Thompson doesn’t think Ingalls is all that fragile, either. “Ingalls has really done everything right,” he told me. It’s invested heavily in new technology. It’s taken over naval work from its sister yard in Avondale, Louisiana, which now only does commercial projects. And it builds two kinds of warships, amphibs and destroyers, which by shipyard standards is pretty diversified.

In fact, Thompson told me, “I tend to view Ingalls as a stronger shipyard than Newport, even though it’s not nuclear capable, because it’s the newest shipyard in the Western Hemisphere, and it’s got strong support from the local congressional delegation.”

As for NASSCO, Thompson and other observers wonder aloud if it can even build an amphibious ship, something far more complex than the supply ships it’s done in the past. Navy officials repeatedly insist that San Diego yard is raring to go. “NASSCO’s pretty excited [about] the chance to bid on that amphib,” said Vice Adm. Joseph Mulloy, the Deputy Chief of Naval Operations for resources, in a typical statement at yesterday’s McAleese Associates/Credit Suisse conference.
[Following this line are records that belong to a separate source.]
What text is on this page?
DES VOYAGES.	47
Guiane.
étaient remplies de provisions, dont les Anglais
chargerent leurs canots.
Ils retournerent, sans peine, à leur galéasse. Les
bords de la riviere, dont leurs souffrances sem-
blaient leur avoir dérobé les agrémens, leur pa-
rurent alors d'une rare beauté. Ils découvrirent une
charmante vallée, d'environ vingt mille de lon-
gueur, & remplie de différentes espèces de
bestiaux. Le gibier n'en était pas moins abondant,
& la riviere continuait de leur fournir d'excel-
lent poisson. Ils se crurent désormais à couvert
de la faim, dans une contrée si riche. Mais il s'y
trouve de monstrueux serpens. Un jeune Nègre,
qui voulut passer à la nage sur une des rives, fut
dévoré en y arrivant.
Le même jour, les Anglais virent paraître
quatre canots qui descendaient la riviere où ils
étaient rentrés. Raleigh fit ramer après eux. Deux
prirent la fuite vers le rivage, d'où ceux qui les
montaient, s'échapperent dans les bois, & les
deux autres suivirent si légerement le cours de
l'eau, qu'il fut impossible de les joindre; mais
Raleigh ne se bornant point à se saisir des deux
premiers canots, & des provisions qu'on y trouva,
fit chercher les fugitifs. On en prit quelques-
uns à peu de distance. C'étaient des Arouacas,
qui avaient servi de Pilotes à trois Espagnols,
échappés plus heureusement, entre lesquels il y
So Ingalls getting the amphib and NASSCO the oilers isn’t a foregone conclusion, the Navy argues. Conversely, if the two ships were competed separately, this logic suggests that one yard could win both, a dangerous blow-out for the loser. The outcome would get even more unpredictable if a third yard were allowed to bid. “If we [did] open competition and soliciting these one at a time, there’s tremendous uncertainty about what the outcome would be,” Stackley told the subcommittee. “Awarding one at a time… puts one of the shipbuilders at risk.”

So complexly intertwined are the fates of the different shipyards that every time Ingalls gets an extra amphibious ship, the Navy has to look at giving additional destroyer work to Bath Iron Works in Maine. That derives from a 13-year-old agreement between the Navy and the yards to balance work between them so as to keep both alive. (“In 2002, both shipyards were in peril,” Stackley said).

While it’s still undecided whether Ingalls gets LHA-8, it is definitely getting LPD-28, an additional amphib added to the budget under pressure from Congress. The Navy is looking at “what would be commensurate at BIW to balance that out,” Stackley said. Since LPD-28 won’t be formally awarded until late next year, he said, “we have time and tools available to balance out that agreement with both shipyards.”

(For those of you following along at home, you’re right, this adds up to seven shipyards — Austal, Bath, Electric Boat, Ingalls, Marinette, NASSCO, and Newport — not eight. After several experts we asked scratched their heads, Navy public affairs dug up the missing eighth: VT Halter Marine in Pascagoula, which builds T-AGS oceanographic survey ships).

Is this elaborate balancing really all necessary? Or is Stackley being a little alarmist when he says half the shipyards are on living on the brink?

“Stackley is the sharpest acquisition exec that any service has had for a long time,” Thompson said. “He is simply stating the reality the number of warships the Navy buys is relatively low and even the biggest yards are dependent on programs that can’t tolerate any changes.”

 

Updated 5:10 pm with information on VT Halter Marine.